No surprises – we begin with Etat Libre d'Orange, who continues to wave the avant-garde flag, representing one of the most creative, transgressive, and imaginative fragrance houses. In Jasmin et Cigarette, pure white jasmine is contrasted against warm tobacco. Sacred jasmine and profane ‘cigarette’, the fragrance explores the namesake floral ingredient, as its fruity and lactonic qualities are picked up by apricot, while its slightly shadowy underside – indoles – has a pungency shared with tobacco, rubbed with an ingenious hay note, lending warmth and texture. Andy Tauer’s Incense Rose similarly works on the principle of juxtaposition, light and dark, as brilliant extracts of rose shoot into the atmosphere thanks to effervescent orange citrus fruits and cardamon. This midnight background is the work of patchouli, incense, and castoreum, which lend a classical feel to an otherwise boundary pushing work.

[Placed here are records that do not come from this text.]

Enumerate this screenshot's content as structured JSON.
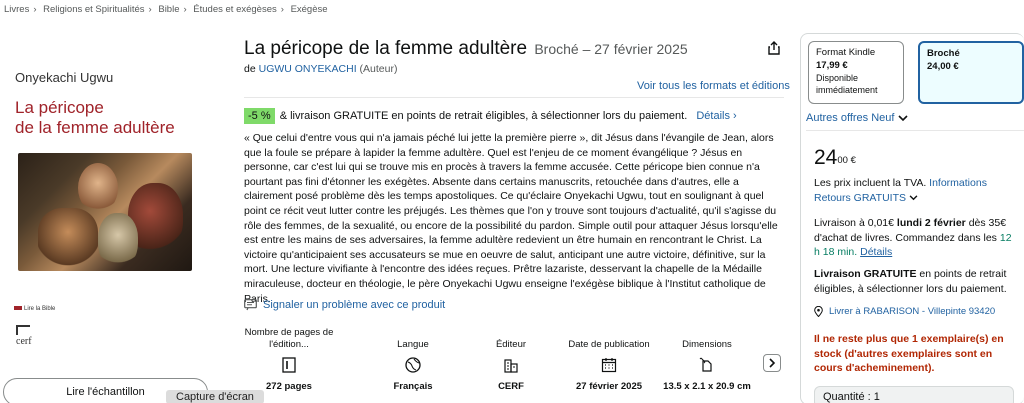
{
  "breadcrumb": [
    "Livres",
    "Religions et Spiritualités",
    "Bible",
    "Études et exégèses",
    "Exégèse"
  ],
  "cover": {
    "author": "Onyekachi Ugwu",
    "title_line1": "La péricope",
    "title_line2": "de la femme adultère",
    "series": "Lire la Bible",
    "publisher": "cerf"
  },
  "sample_button": "Lire l'échantillon",
  "capture_tooltip": "Capture d'écran",
  "product": {
    "title": "La péricope de la femme adultère",
    "format_date": "Broché – 27 février 2025",
    "by": "de",
    "author_link": "UGWU ONYEKACHI",
    "author_role": "(Auteur)",
    "all_formats": "Voir tous les formats et éditions"
  },
  "promo": {
    "badge": "-5 %",
    "text": "& livraison GRATUITE en points de retrait éligibles, à sélectionner lors du paiement.",
    "details": "Détails ›"
  },
  "description": "« Que celui d'entre vous qui n'a jamais péché lui jette la première pierre », dit Jésus dans l'évangile de Jean, alors que la foule se prépare à lapider la femme adultère. Quel est l'enjeu de ce moment évangélique ? Jésus en personne, car c'est lui qui se trouve mis en procès à travers la femme accusée. Cette péricope bien connue n'a pourtant pas fini d'étonner les exégètes. Absente dans certains manuscrits, retouchée dans d'autres, elle a clairement posé problème dès les temps apostoliques. Ce qu'éclaire Onyekachi Ugwu, tout en soulignant à quel point ce récit veut lutter contre les préjugés. Les thèmes que l'on y trouve sont toujours d'actualité, qu'il s'agisse du rôle des femmes, de la sexualité, ou encore de la possibilité du pardon. Simple outil pour attaquer Jésus lorsqu'elle est entre les mains de ses adversaires, la femme adultère redevient un être humain en rencontrant le Christ. La victoire qu'anticipaient ses accusateurs se mue en oeuvre de salut, anticipant une autre victoire, définitive, sur la mort. Une lecture vivifiante à l'encontre des idées reçues. Prêtre lazariste, desservant la chapelle de la Médaille miraculeuse, docteur en théologie, le père Onyekachi Ugwu enseigne l'exégèse biblique à l'Institut catholique de Paris.",
  "report_problem": "Signaler un problème avec ce produit",
  "specs": [
    {
      "label": "Nombre de pages de l'édition...",
      "icon": "pages-icon",
      "value": "272 pages"
    },
    {
      "label": "Langue",
      "icon": "globe-icon",
      "value": "Français"
    },
    {
      "label": "Éditeur",
      "icon": "building-icon",
      "value": "CERF"
    },
    {
      "label": "Date de publication",
      "icon": "calendar-icon",
      "value": "27 février 2025"
    },
    {
      "label": "Dimensions",
      "icon": "dimensions-icon",
      "value": "13.5 x 2.1 x 20.9 cm"
    }
  ],
  "buybox": {
    "kindle": {
      "name": "Format Kindle",
      "price": "17,99 €",
      "sub": "Disponible immédiatement"
    },
    "broche": {
      "name": "Broché",
      "price": "24,00 €"
    },
    "other_offers": "Autres offres Neuf",
    "price_whole": "24",
    "price_fraction": "00 €",
    "tva": "Les prix incluent la TVA.",
    "informations": "Informations",
    "retours": "Retours GRATUITS",
    "delivery_prefix": "Livraison à 0,01€",
    "delivery_date": "lundi 2 février",
    "delivery_suffix": "dès 35€ d'achat de livres. Commandez dans les",
    "countdown": "12 h 18 min.",
    "details": "Détails",
    "free_delivery_bold": "Livraison GRATUITE",
    "free_delivery_rest": "en points de retrait éligibles, à sélectionner lors du paiement.",
    "deliver_to": "Livrer à RABARISON - Villepinte 93420",
    "stock": "Il ne reste plus que 1 exemplaire(s) en stock (d'autres exemplaires sont en cours d'acheminement).",
    "quantity": "Quantité : 1"
  },
  "colors": {
    "link": "#2162a1",
    "badge": "#7fda69",
    "stock": "#b12704",
    "cover_title": "#a0232a"
  }
}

Penguin from Zoologist is a fantasy of ice and salt, notes that bear no smell yet appear on our noses unmistakably. It imagines a glacial Arctic blast, its opening a chilling gust that one can feel as much as they can smell. Its texture is fuzzy, shivering, sweet and spicy, and primarily lead with the pine-like and aromatic snap of juniper berry and the mellow fruity sharpness of pink peppercorn. These are berries frozen in ice, whilst touches of saffron double this effect, its metallic sheen vaguely covering its smooth warmth sans flame. In the end, Penguin is an impressive chypre - typical but also unusual, turning to ice as opposed to earth.
Contrast this with Tauer's Lonestar Memories, a gritty, smoky ‘cowboy’ campfire leather that calls to mind vintage leather jackets and well-loved denim. The key here is contrast, surging the intense leather note with lashings of clary sage, geranium, myrrh, and jasmine. It takes a brilliant artist to look at a composition laterally, to see its affinities and patterns, and Tauer has done just that with this fragrance. Equally, LiTA from Bogue demonstrates that smoke fragrances can be intensely creative - smokiness becomes an umbrella category that encompasses the burnt, charred, roasted, boozy-peaty, and the caramelised - inclusive of all of their subtleties and differences - and LiTA maintains these many impressions. You can enter into the thickest parts of LiTA and never feel encumbered, and this is its charm but also the source of its marvelousness.
To conclude – an eschatological fantasy - La Fin du Monde (Etat Libre d'Orange) imagines the "the end of the world" and for Etat Libre d'Orange the end of the world smells like buttered popcorn, gunpowder and pencil shavings. Boom!